Ghostly Gazetteer of Australia

南の虹のルーシー

アデレードといえば当然「南の虹のルーシー」を思い浮かべることができます。原作は、Lucy−may of the Southern Rainbowでフジテレビ系の世界名作劇場の枠で1982年1月から12月までの1年間放映されていました。 「南の虹のルーシー」はルーシーがアデレードに入植していく「大草原の小さな家」に似た話ですが、原作はどんどんと明るい方向とは逆の方に進んでいくことになります。

あらすじ

 イギリスから90日の船旅ののち、南オーストラリアのアデレードに到着したポップル一家は、オーストラリアの広大な土地で農場経営をするという夢を描いていました。動物好きのルーシーにとっては、珍しい動物のいるオーストラリアは夢のような土地で、毎日がとても楽しいものでした。そんな中ある日事件が起こりました。近くに住むぺティウェル家の黒犬がルーシーの飼っていた羊を襲ったため、リトルという名前のディンゴの子(リトルはルーシーのペット)が、その黒犬をかみ殺してしまいます。これを逆恨みしたぺティウェルは、ポップル家の土地購入をことごとく邪魔をし、その結果、ポップル家はなかなか土地をなかなか手に入れることができませんでした。
 入植から3年が過ぎても、一向に生活がよくならないポップル一家は、飼っていた羊を売りに出すことを決めます。しかし、この出来事にひどくショックを受けたルーシーは街をさまよい歩き、アデレード橋を渡っているときに暴れ馬に轢かれてしまいました。この事故のあと、記憶を失ったルーシーは、プリンストン夫妻に助けられました。しばらくして記憶の戻ったルーシーは自分がプリンストン家の養女になれば、父親に土地をプレゼントできると考え、夫妻のもとを訪ねます。ルーシーのそんなやさしい気持ちに気づいた夫妻は、土地を売ってくれることになりました。移住から4年半経って、念願の土地を手に入れたポップル家は希望に向かって再出発することになりました。(了)

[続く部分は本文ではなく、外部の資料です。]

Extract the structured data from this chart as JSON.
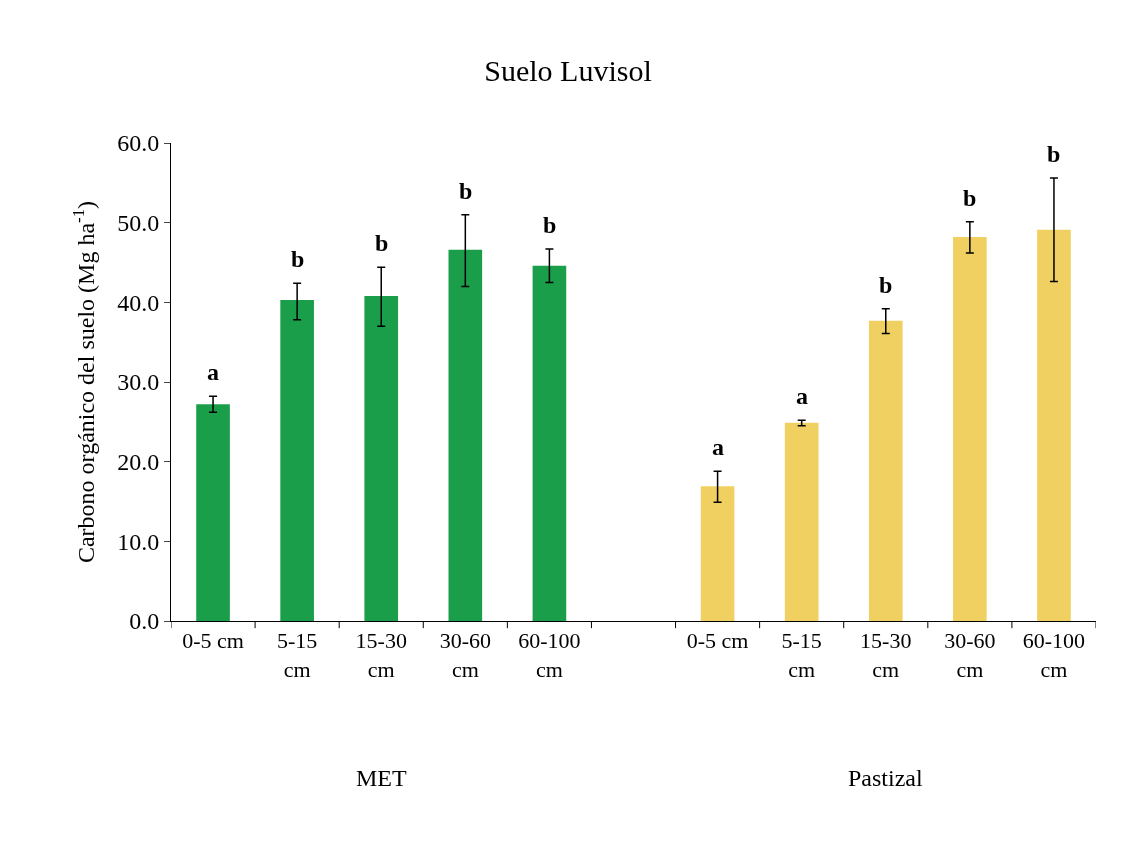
{
  "chart_data": {
    "type": "bar",
    "title": "Suelo Luvisol",
    "ylabel": "Carbono orgánico del suelo (Mg ha$^{-1}$)",
    "categories": [
      "0-5 cm",
      "5-15\ncm",
      "15-30\ncm",
      "30-60\ncm",
      "60-100\ncm",
      null,
      "0-5 cm",
      "5-15\ncm",
      "15-30\ncm",
      "30-60\ncm",
      "60-100\ncm"
    ],
    "series": [
      {
        "color": "#1a9e4a",
        "values": [
          27.2,
          40.3,
          40.8,
          46.6,
          44.6,
          null,
          null,
          null,
          null,
          null,
          null
        ],
        "errors": [
          [
            26.2,
            28.2
          ],
          [
            37.8,
            42.4
          ],
          [
            37.0,
            44.4
          ],
          [
            42.0,
            51.0
          ],
          [
            42.5,
            46.7
          ],
          null,
          null,
          null,
          null,
          null,
          null
        ],
        "value_labels": [
          "a",
          "b",
          "b",
          "b",
          "b",
          null,
          null,
          null,
          null,
          null,
          null
        ]
      },
      {
        "color": "#f0d060",
        "values": [
          null,
          null,
          null,
          null,
          null,
          null,
          16.9,
          24.9,
          37.7,
          48.2,
          49.1
        ],
        "errors": [
          null,
          null,
          null,
          null,
          null,
          null,
          [
            14.9,
            18.8
          ],
          [
            24.5,
            25.2
          ],
          [
            36.1,
            39.2
          ],
          [
            46.2,
            50.1
          ],
          [
            42.6,
            55.6
          ]
        ],
        "value_labels": [
          null,
          null,
          null,
          null,
          null,
          null,
          "a",
          "a",
          "b",
          "b",
          "b"
        ]
      }
    ],
    "annotations": [
      "MET",
      "Pastizal"
    ],
    "ylim": [
      0,
      60
    ],
    "yticks": [
      {
        "value": 0,
        "label": "0.0"
      },
      {
        "value": 10,
        "label": "10.0"
      },
      {
        "value": 20,
        "label": "20.0"
      },
      {
        "value": 30,
        "label": "30.0"
      },
      {
        "value": 40,
        "label": "40.0"
      },
      {
        "value": 50,
        "label": "50.0"
      },
      {
        "value": 60,
        "label": "60.0"
      }
    ]
  }
}
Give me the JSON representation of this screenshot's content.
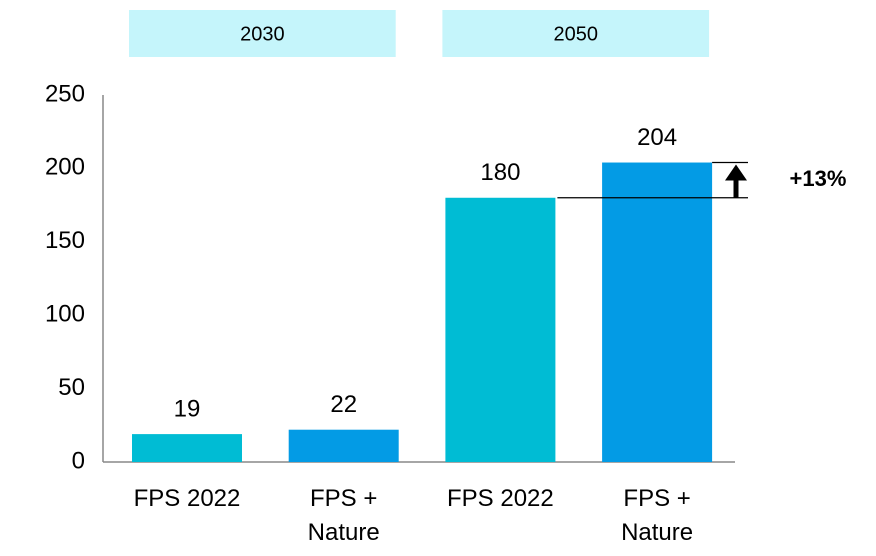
{
  "chart_data": {
    "type": "bar",
    "groups": [
      "2030",
      "2050"
    ],
    "categories": [
      "FPS 2022",
      "FPS + Nature",
      "FPS 2022",
      "FPS + Nature"
    ],
    "values": [
      19,
      22,
      180,
      204
    ],
    "colors": [
      "#00bcd4",
      "#039be5",
      "#00bcd4",
      "#039be5"
    ],
    "ylim": [
      0,
      250
    ],
    "yticks": [
      0,
      50,
      100,
      150,
      200,
      250
    ],
    "annotation": "+13%"
  }
}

この物語が当時の状況を忠実に再現しているかどうかについては疑問の余地は残るものの、原作があることからある程度はその状況を移しているものと考えていいだろう。(現在一部をYouTubeで見ることができます。)

南の虹のルーシー

アデレード概史

アデレードは一般の移民のための計画された植民地の中心として建設された。移民達は宗教の迫害を恐れずに済み、市民としての自由が保障されていた。この点では、受刑者移民の土地としての歴史を持つシドニーやホバートなどの他のオーストラリアの都市とは異なっている。偶然にも"アデレード"という名前はドイツ語で"貴婦人"を意味する言葉に由来している。(Wikipediaより)

このような歴史をたどったアデレードが、「南の虹のルーシー」の舞台になったことは、自由移民のための植民地としてアデレードが発展していったことと無関係ではないだろう。